Chociaż, bardziej kontrowersyjny jest przykład Eliasa “Jamppiego” Olkkonena. Reprezentant ENCE został zbanowany również do końca życia i nie może występować w oficjalnych turniejach Valve. Jednak tym razem za jednorazowe oszukiwanie w 2015 roku, kiedy miał 14 lat. Nielegalne oprogramowanie zostało wykryte jedynie w pojedynczej rozgrywce w drabince rankingowej. Według wersji Fina zrobił to jego znajomy, który akurat pobrał program umożliwiający oszustwa podczas imprezy. Na polskiej scenie w podobny sposób został ukarany Patryk “Patitek” Fabrowski, który w tej chwili jest jednym z lepszych zawodników VALORANT na świecie.

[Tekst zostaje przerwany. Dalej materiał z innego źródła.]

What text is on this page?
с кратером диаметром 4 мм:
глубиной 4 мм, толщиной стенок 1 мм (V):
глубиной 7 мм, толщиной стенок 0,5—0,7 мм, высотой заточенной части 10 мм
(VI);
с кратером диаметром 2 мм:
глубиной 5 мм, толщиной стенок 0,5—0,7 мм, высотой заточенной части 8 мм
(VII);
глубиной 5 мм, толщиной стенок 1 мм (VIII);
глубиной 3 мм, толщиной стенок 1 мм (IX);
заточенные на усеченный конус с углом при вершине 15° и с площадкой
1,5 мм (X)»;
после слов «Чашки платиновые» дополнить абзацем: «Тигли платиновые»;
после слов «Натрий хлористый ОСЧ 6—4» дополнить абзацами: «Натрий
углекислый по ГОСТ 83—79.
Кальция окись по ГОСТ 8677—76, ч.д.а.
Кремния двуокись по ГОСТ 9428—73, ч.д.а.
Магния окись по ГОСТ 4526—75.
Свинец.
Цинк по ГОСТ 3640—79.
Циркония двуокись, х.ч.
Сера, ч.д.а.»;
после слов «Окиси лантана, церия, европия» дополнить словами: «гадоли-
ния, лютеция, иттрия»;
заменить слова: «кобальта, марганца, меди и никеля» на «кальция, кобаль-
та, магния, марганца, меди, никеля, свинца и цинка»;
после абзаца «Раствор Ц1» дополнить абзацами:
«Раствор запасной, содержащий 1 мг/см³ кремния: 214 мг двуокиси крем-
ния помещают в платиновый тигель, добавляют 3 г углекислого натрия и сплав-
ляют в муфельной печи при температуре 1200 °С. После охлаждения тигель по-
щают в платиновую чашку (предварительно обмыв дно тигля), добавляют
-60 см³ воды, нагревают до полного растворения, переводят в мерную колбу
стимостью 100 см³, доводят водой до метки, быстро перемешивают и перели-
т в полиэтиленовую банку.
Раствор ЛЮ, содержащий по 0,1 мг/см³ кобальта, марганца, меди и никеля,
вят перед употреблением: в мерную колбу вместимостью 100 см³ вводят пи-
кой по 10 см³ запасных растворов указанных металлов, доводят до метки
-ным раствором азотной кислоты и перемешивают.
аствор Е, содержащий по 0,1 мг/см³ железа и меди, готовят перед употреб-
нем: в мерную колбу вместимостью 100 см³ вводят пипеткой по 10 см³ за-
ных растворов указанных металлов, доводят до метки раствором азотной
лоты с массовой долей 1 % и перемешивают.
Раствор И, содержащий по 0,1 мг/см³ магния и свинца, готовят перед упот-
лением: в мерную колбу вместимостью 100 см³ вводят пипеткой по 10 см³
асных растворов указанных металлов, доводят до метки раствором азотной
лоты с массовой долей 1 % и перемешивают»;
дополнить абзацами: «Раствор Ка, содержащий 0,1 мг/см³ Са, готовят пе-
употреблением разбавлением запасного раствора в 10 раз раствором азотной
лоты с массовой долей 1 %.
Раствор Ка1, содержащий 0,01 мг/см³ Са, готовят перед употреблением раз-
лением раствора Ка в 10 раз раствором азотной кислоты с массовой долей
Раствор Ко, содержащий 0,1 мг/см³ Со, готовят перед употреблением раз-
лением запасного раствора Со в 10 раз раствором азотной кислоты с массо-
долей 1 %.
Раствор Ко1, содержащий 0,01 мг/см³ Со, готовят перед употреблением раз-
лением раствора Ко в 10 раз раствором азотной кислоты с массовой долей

Jak widać, jeden niewłaściwy ruch podczas pełnej błędów młodości wystarczy, żeby skreślić perspektywicznemu zawodnikowi przyszłość.

A gracze uciekali kiedy CS:GO stał w ogniu

Nie trzeba daleko szukać, żeby znaleźć konkretne skutki zachowania Valve. Jeżeli chodzi o profesjonalną rozgrywkę, wielu graczy ucieka do innych tytułów esportowych, głównie do taktycznej strzelanki Riot Games - VALORANT. Taki ruch wykonali już między innymi wspomnieni steel czy Patitek. Jeżeli chodzi natomiast o codziennych graczy, to przez ostatnie trzy lata ich liczba ciągle spadała, z wyjątkiem tegorocznego sierpnia. Niestety wygląda na to, że jeżeli pasywność Valve się utrzyma, to CS:GO prędzej czy później będzie mieć poważny problem z utrzymaniem graczy. Wielu narzeka, producent niby coś z tym robi, ale ostatecznie nie za wiele się zmienia. Chcielibyśmy wierzyć, że obecny stan gry zmotywuje firmę do konkretnych działań, jednakże to samo złudne kłamstwo wpajamy sobie od lat, a potem wchodzimy do gry i nie czujemy, że deweloperzy o nas dbają. A konkurencja nie śpi.